Just as some streamers get drunk and play games on Twitch, people have also taken to getting high and playing games to give their streams that all-important, viewer-drawing edge. To this day, some big-name streamers like Kaceytron joke about how they’re always high when they’re streaming. Most do not, however, regularly smoke on stream.
PotQuest said that in more recent years, a few factors led to the rise of streamers who focus mostly on cannabis growth and culture. For one, Twitch opened the floodgates to non-video game streamers, first with a monolithic IRL section in 2016, and then with a series of more focused sections in the following years. This meant that people could spotlight the plant itself instead of having their hands wrapped firmly around a controller for the majority of their streams. Around the same time, cannabis personalities on YouTube started to face pushback from the company, leading them to experiment with Twitch, which generally allows cannabis-related content as long as it’s legal in the state or country from which the streamer is operating and they don’t make any attempt to sell the cannabis. An emerging cannabis scene on Instagram grew the audience for cannabis streams even further, especially as personalities realized that Twitch afforded them opportunities for more elaborate camera setups and means of interacting with their communities.
Now people congregate around cannabis streamers on Twitch for a variety of reasons. It begins, said a cannabis streamer and author who goes by the handle Chef Anna , with curiosity.
“I think a lot of people never get to see the plants while they’re alive,” Chef Anna, who lives in Detroit, told Kotaku over the phone. “I know myself, my first time seeing a live marijuana plant, I had been smoking for years. I think that’s really the big thing about it: people being able to get more access and see those things, to then be able to grow and cultivate for themselves. And I think it’s more exciting to see exactly where your bud is coming from, how it was cultivated. It’s almost like watching a pet.”
Chef Anna has taken this idea and run with it, allowing viewers to sponsor specific plants, name them, and receive regular updates on their progress. “People get really invested in it,” he said. “They get to watch it grow from start to finish.”
The other big thing, said Canadian cannabis streamer The BudLab , is community. Some people tune in because they’re interested in learning lessons about how to grow their own plants from an accessible group of experts. Others just want to hang out. TheBudLab has embraced this, creating a 24/7 stream that requires professional broadcasting equipment and multiple computers to keep it from melting down.

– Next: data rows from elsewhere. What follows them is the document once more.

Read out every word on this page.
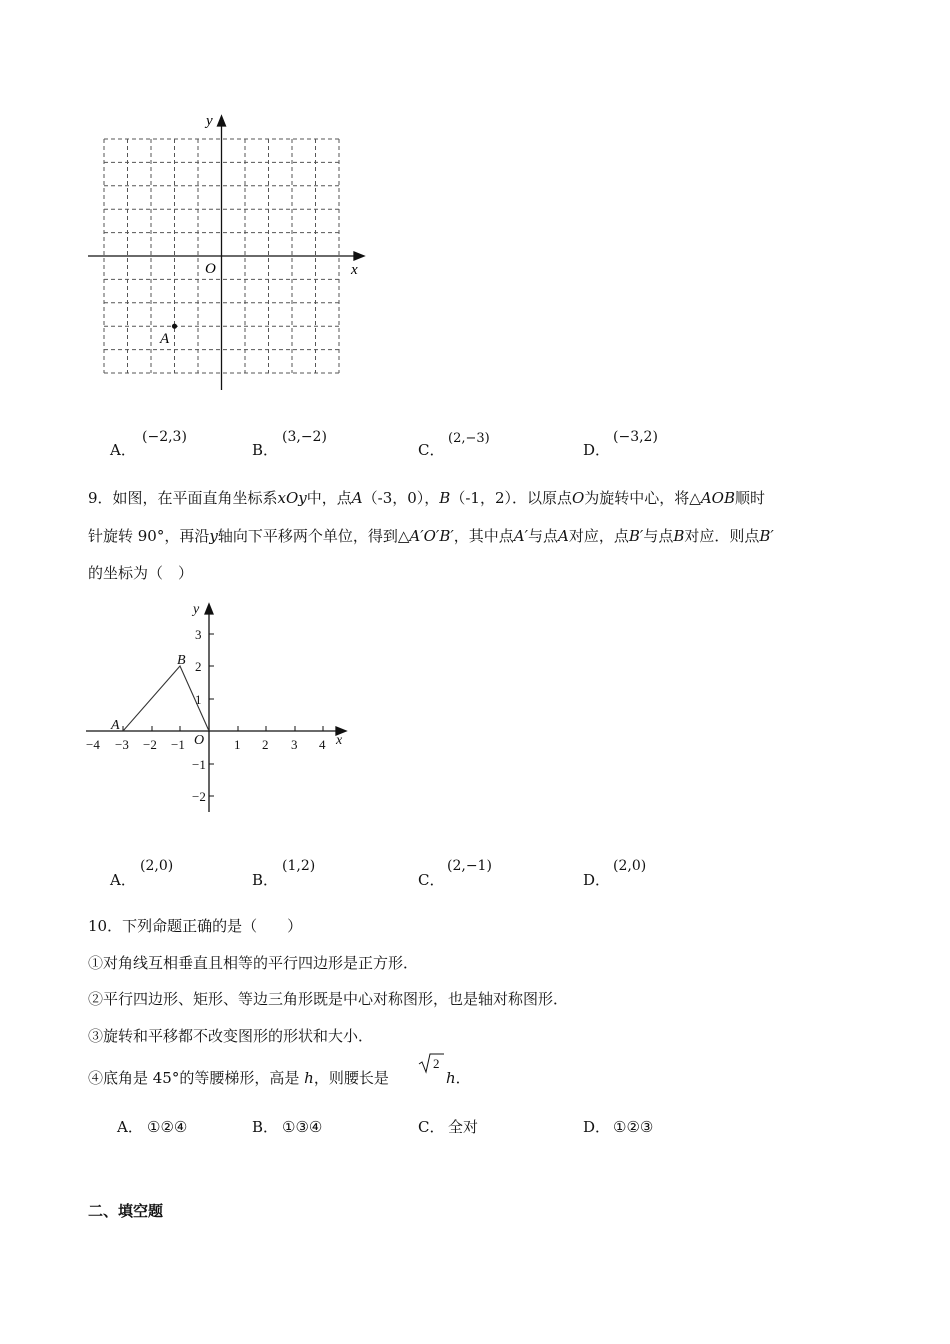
y
x
O
A
A．
(−2,3)
B．
(3,−2)
C．
(2,−3)
D．
(−3,2)
9．如图，在平面直角坐标系xOy中，点A（-3，0），B（-1，2）．以原点O为旋转中心，将△AOB顺时
针旋转 90°，再沿y轴向下平移两个单位，得到△A′O′B′，其中点A′与点A对应，点B′与点B对应．则点B′
的坐标为（　）
−4 −3 −2 −1	1 2 3 4
3
2
1
−1
−2
y
x
O
A
B
A．
(2,0)
B．
(1,2)
C．
(2,−1)
D．
(2,0)
10．下列命题正确的是（　　）
①对角线互相垂直且相等的平行四边形是正方形．
②平行四边形、矩形、等边三角形既是中心对称图形，也是轴对称图形．
③旋转和平移都不改变图形的形状和大小．
④底角是 45°的等腰梯形，高是 h，则腰长是
2
h．
A． ①②④	B． ①③④	C． 全对	D． ①②③
二、填空题
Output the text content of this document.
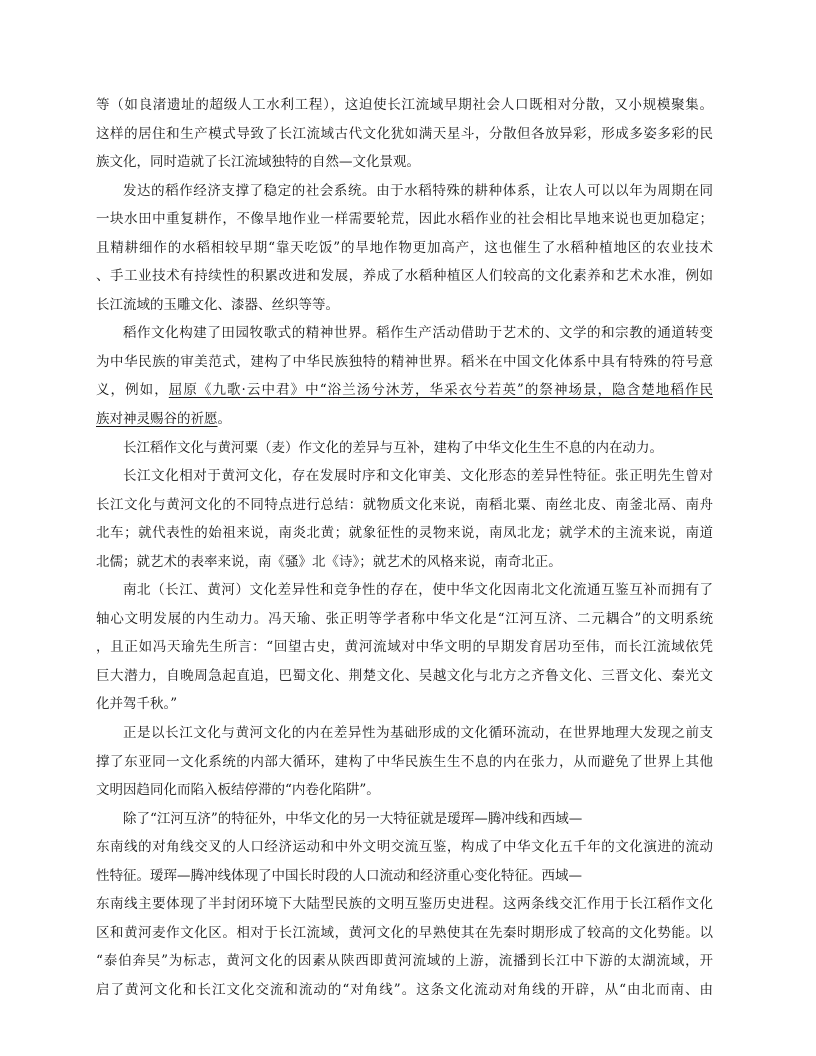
等（如良渚遗址的超级人工水利工程），这迫使长江流域早期社会人口既相对分散，又小规模聚集。
这样的居住和生产模式导致了长江流域古代文化犹如满天星斗，分散但各放异彩，形成多姿多彩的民
族文化，同时造就了长江流域独特的自然—文化景观。
发达的稻作经济支撑了稳定的社会系统。由于水稻特殊的耕种体系，让农人可以以年为周期在同
一块水田中重复耕作，不像旱地作业一样需要轮荒，因此水稻作业的社会相比旱地来说也更加稳定；
且精耕细作的水稻相较早期“靠天吃饭”的旱地作物更加高产，这也催生了水稻种植地区的农业技术
、手工业技术有持续性的积累改进和发展，养成了水稻种植区人们较高的文化素养和艺术水准，例如
长江流域的玉雕文化、漆器、丝织等等。
稻作文化构建了田园牧歌式的精神世界。稻作生产活动借助于艺术的、文学的和宗教的通道转变
为中华民族的审美范式，建构了中华民族独特的精神世界。稻米在中国文化体系中具有特殊的符号意
义，例如，屈原《九歌·云中君》中“浴兰汤兮沐芳，华采衣兮若英”的祭神场景，隐含楚地稻作民
族对神灵赐谷的祈愿。
长江稻作文化与黄河粟（麦）作文化的差异与互补，建构了中华文化生生不息的内在动力。
长江文化相对于黄河文化，存在发展时序和文化审美、文化形态的差异性特征。张正明先生曾对
长江文化与黄河文化的不同特点进行总结：就物质文化来说，南稻北粟、南丝北皮、南釜北鬲、南舟
北车；就代表性的始祖来说，南炎北黄；就象征性的灵物来说，南凤北龙；就学术的主流来说，南道
北儒；就艺术的表率来说，南《骚》北《诗》；就艺术的风格来说，南奇北正。
南北（长江、黄河）文化差异性和竞争性的存在，使中华文化因南北文化流通互鉴互补而拥有了
轴心文明发展的内生动力。冯天瑜、张正明等学者称中华文化是“江河互济、二元耦合”的文明系统
，且正如冯天瑜先生所言：“回望古史，黄河流域对中华文明的早期发育居功至伟，而长江流域依凭
巨大潜力，自晚周急起直追，巴蜀文化、荆楚文化、吴越文化与北方之齐鲁文化、三晋文化、秦光文
化并驾千秋。”
正是以长江文化与黄河文化的内在差异性为基础形成的文化循环流动，在世界地理大发现之前支
撑了东亚同一文化系统的内部大循环，建构了中华民族生生不息的内在张力，从而避免了世界上其他
文明因趋同化而陷入板结停滞的“内卷化陷阱”。
除了“江河互济”的特征外，中华文化的另一大特征就是瑷珲—腾冲线和西域—
东南线的对角线交叉的人口经济运动和中外文明交流互鉴，构成了中华文化五千年的文化演进的流动
性特征。瑷珲—腾冲线体现了中国长时段的人口流动和经济重心变化特征。西域—
东南线主要体现了半封闭环境下大陆型民族的文明互鉴历史进程。这两条线交汇作用于长江稻作文化
区和黄河麦作文化区。相对于长江流域，黄河文化的早熟使其在先秦时期形成了较高的文化势能。以
“泰伯奔吴”为标志，黄河文化的因素从陕西即黄河流域的上游，流播到长江中下游的太湖流域，开
启了黄河文化和长江文化交流和流动的“对角线”。这条文化流动对角线的开辟，从“由北而南、由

By running a broadcast that includes multiple different forms of programming like human-free overnight plant cams, “wake and bake” early day smoke sessions, chat-based minigames, and more traditional video game streams, TheBudLab has cultivated an audience that shows up even when he’s not around.
“I’m taking a space that I have and building what is essentially a high tech growing facility that I’ve learned [how to create] more or less from the chat here on Twitch,” TheBudLab told Kotaku over a Discord voice call, comparing the construction of a DIY growing setup to the process of building a gaming PC. “So I think there’s a lot of people who come because they realize that they share the same passion as we do. One thing we push on our stream is ‘Never smoke alone.’ Any time you feel down or want to have a break, there’s someone always in the chat.”
LillyPain , a New England-based streamer who was prescribed cannabis to offset severe seizures after more traditional medication failed, thinks the communal element is a byproduct of cannabis’ history as a heavily policed substance.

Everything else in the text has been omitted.